Elle tend la main vers moi en signe d'aide, puis la retire immédiatement en voyant mon visage, passant de l'attention à la moquerie.

— Effectivement, c'était bien toi. J'aurais peut-être dû mettre les ongles. Espèce de folle alliée.

J'entends les pas de mon garde du jour se rapprocher plus rapidement et me confirme par la même occasion que six pas de distance est tout à fait inapproprié quant à ma protection si le premier venu peut me frapper quand l'envie le lui prend. Je ne suis certainement pas un membre relié par le sang à la couronne, mais les gardes ne servent à rien si ce genre d'événement se produit régulièrement.

— Toi. Arrête-toi. Tout de suite.

Sa voix n'est plus moqueuse, elle est sèche et grave. Son regard est encore plus méprisant que lorsqu'elle me regarde les fois où je n'arrive pas à l'éviter. Les fois où je suis trop épuisée, je ne ressens pas ce genre d'imprévu arrivé.

— Qu'est-ce que tu étais en train de faire au juste ?

Ses bras croisés contre sa poitrine, elle tape frénétiquement le sol avec son pied.

— Hé bien... Vous avez frappé la dame alors-

Il ne prononce même pas nom. La dame suffit à me définir. Je ne crois pas avoir jamais entendu mon nom sortir de la bouche d'un garde.

— Alors quoi ? Tu as cru que tu pouvais faire quelque chose ? Non, mieux, que tu avais le droit de faire un mouvement qui pourrait m'être défavorable ?

Calia. Fille de la reine Lyssa et du roi Dareen. Ce qui fait d'elle la princesse d'Azearia.

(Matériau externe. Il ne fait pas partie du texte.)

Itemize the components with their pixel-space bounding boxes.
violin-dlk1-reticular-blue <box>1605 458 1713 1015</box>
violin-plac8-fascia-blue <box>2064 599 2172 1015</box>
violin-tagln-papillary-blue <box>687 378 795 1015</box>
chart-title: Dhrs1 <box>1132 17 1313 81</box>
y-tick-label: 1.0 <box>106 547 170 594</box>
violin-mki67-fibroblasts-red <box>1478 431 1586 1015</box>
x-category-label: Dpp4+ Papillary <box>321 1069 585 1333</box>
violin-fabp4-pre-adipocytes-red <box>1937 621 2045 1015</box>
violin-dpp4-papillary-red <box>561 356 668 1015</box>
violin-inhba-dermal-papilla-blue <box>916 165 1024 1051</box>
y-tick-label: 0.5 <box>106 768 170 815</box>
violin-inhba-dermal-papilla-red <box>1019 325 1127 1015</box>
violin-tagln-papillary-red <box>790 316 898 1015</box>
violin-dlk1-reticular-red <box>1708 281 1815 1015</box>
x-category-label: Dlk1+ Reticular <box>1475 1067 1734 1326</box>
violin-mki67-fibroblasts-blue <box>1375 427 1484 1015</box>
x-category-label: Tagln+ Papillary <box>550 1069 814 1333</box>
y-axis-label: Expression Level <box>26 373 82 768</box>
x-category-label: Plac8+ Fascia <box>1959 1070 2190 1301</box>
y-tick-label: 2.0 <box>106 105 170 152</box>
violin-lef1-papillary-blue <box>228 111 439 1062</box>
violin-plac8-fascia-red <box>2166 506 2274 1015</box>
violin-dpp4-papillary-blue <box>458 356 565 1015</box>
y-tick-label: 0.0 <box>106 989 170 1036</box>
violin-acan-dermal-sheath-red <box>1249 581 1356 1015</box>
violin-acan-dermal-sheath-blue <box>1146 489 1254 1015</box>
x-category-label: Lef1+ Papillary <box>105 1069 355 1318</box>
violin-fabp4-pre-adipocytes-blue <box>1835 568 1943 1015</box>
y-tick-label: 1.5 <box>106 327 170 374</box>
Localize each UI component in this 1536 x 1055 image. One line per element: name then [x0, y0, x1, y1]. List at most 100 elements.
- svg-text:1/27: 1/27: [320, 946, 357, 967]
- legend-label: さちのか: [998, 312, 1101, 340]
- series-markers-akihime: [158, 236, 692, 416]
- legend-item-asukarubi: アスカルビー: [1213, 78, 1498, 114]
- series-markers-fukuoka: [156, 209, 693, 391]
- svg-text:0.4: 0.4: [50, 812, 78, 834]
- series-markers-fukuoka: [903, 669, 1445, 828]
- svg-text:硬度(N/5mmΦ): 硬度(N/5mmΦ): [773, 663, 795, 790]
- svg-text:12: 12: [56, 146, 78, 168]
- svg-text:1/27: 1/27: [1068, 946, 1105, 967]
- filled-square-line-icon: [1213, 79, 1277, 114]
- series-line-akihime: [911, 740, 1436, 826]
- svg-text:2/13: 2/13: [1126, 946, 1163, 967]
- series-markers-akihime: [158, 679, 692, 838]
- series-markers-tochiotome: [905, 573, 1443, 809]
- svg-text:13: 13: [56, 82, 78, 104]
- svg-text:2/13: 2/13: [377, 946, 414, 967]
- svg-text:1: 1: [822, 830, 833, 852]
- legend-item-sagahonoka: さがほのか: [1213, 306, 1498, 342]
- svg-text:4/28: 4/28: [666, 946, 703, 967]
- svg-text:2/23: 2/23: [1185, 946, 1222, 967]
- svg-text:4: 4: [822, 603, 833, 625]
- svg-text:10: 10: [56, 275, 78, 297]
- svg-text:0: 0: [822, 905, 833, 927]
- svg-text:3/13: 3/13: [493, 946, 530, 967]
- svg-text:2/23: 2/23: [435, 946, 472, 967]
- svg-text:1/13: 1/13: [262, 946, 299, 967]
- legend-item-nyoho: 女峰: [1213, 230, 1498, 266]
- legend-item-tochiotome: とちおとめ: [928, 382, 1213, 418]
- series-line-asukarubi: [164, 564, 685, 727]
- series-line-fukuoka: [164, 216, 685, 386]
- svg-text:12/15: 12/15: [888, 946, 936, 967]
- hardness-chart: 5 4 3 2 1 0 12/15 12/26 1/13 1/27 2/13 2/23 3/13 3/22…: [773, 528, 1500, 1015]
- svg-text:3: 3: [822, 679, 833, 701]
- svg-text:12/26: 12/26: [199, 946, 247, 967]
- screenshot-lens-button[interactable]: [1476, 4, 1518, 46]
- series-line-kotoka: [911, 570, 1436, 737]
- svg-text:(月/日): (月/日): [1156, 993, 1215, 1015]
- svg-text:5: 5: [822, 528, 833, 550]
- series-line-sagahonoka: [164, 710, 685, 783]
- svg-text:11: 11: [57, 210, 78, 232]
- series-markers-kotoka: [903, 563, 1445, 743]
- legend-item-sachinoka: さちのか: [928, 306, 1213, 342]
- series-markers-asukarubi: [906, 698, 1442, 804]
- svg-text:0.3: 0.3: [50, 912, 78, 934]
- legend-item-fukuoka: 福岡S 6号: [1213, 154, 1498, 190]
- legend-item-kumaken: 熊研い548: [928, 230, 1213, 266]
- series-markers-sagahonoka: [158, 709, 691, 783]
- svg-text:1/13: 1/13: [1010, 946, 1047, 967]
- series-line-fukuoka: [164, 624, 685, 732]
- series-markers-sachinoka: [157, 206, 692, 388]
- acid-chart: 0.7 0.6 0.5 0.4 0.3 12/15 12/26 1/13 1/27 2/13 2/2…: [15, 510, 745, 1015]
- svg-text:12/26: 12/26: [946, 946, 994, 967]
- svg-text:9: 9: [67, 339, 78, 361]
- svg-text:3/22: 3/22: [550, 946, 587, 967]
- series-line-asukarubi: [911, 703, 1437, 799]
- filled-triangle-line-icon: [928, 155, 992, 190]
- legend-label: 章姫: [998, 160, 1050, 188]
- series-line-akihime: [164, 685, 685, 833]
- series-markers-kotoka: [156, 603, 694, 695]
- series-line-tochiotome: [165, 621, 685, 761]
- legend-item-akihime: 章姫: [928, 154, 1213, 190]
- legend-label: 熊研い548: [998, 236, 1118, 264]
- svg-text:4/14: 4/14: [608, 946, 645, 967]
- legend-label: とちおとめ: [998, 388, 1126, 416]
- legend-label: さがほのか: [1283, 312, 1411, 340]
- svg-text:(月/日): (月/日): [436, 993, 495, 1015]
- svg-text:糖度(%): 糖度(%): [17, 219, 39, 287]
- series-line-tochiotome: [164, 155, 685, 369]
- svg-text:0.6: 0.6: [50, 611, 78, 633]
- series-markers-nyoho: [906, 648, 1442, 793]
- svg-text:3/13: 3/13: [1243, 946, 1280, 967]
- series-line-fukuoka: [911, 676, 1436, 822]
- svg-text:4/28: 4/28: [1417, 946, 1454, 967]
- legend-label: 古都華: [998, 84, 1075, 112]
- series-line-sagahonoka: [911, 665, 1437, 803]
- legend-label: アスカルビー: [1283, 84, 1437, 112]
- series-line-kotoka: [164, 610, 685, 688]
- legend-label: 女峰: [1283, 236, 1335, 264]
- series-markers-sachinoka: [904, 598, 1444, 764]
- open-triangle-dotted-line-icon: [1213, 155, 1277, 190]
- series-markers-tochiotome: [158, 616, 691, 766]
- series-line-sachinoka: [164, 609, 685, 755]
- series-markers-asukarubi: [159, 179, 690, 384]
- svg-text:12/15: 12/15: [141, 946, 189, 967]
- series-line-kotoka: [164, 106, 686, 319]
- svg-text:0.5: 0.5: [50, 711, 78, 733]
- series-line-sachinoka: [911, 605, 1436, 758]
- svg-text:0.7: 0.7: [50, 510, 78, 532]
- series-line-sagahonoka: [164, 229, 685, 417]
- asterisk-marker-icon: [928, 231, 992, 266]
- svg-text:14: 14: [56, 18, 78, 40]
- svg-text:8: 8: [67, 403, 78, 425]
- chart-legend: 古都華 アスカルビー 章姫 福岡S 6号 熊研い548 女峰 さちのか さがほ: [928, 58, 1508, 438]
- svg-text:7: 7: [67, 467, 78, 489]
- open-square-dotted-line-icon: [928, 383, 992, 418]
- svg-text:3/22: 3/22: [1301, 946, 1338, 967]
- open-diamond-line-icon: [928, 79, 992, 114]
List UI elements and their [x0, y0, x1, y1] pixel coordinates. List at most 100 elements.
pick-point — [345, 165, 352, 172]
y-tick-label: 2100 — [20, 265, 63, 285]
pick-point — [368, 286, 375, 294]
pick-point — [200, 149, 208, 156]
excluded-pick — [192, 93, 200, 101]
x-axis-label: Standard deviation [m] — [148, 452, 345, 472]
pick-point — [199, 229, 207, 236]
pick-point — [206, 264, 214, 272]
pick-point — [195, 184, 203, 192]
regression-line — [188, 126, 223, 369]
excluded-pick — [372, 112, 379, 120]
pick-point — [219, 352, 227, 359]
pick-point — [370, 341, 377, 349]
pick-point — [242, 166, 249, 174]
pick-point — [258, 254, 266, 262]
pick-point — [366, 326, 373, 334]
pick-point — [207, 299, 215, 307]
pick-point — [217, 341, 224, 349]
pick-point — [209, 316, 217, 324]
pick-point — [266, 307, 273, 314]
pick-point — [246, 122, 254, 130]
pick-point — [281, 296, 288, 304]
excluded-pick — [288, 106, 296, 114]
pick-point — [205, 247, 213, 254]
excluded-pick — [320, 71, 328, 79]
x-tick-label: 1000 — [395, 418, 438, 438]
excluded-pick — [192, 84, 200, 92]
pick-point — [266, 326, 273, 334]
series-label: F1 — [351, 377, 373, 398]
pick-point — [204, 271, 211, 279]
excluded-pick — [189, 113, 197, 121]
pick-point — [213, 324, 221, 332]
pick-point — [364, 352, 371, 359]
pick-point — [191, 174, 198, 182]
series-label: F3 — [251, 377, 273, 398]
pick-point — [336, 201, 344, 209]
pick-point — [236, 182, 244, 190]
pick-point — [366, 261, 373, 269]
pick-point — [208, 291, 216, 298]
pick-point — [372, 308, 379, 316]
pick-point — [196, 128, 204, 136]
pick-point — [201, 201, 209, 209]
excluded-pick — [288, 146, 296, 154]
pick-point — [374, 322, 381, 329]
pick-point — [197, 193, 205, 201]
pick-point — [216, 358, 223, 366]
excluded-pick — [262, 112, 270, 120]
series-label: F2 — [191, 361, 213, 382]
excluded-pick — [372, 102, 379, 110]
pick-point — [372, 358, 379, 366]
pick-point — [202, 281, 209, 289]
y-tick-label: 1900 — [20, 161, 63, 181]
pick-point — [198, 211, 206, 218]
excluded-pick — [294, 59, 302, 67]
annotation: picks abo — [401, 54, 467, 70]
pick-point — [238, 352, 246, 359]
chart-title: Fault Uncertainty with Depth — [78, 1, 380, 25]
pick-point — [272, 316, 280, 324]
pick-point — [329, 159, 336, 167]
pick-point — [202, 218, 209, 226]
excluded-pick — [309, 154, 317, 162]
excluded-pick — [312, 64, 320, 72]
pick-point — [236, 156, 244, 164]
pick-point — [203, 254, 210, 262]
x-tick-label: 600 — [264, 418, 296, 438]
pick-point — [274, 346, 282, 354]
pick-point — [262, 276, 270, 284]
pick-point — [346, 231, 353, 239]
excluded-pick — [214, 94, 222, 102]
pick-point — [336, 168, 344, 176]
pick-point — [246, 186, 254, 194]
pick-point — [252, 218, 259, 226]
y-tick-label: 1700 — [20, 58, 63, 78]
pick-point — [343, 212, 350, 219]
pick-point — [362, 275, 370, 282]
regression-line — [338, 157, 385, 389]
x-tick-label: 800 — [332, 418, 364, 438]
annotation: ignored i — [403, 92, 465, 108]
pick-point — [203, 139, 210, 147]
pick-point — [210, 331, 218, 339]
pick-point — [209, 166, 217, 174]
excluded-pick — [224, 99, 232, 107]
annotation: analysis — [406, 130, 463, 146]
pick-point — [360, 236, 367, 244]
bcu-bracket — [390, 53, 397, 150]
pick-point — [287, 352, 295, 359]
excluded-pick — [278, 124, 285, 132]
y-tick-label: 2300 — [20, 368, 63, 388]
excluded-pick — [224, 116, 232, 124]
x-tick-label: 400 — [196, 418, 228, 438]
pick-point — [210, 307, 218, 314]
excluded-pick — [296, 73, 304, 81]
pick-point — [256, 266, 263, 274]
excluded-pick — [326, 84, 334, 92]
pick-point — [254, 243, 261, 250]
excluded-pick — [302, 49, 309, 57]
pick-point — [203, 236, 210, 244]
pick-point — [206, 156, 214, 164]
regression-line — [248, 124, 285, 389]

L'héritière, l'enfant unique favori du royaume. L'intouchable petite peste.

Le garde se liquéfie sur place et se confond en excuse pour essayer de se sauver lui-même au fil des secondes. Ce que j'aimerais être lui, il n'a qu'à baisser la tête, embrasser sa main et s'en aller comme si ce n'était jamais arrivé. Il n'y aura aucune conséquence pour lui après ça.

— Quant à toi, il faut toujours que tu sois au milieu. Dans les couloirs, dans les conversations, dans les décisions. Tu n'as pas honte sans blague ?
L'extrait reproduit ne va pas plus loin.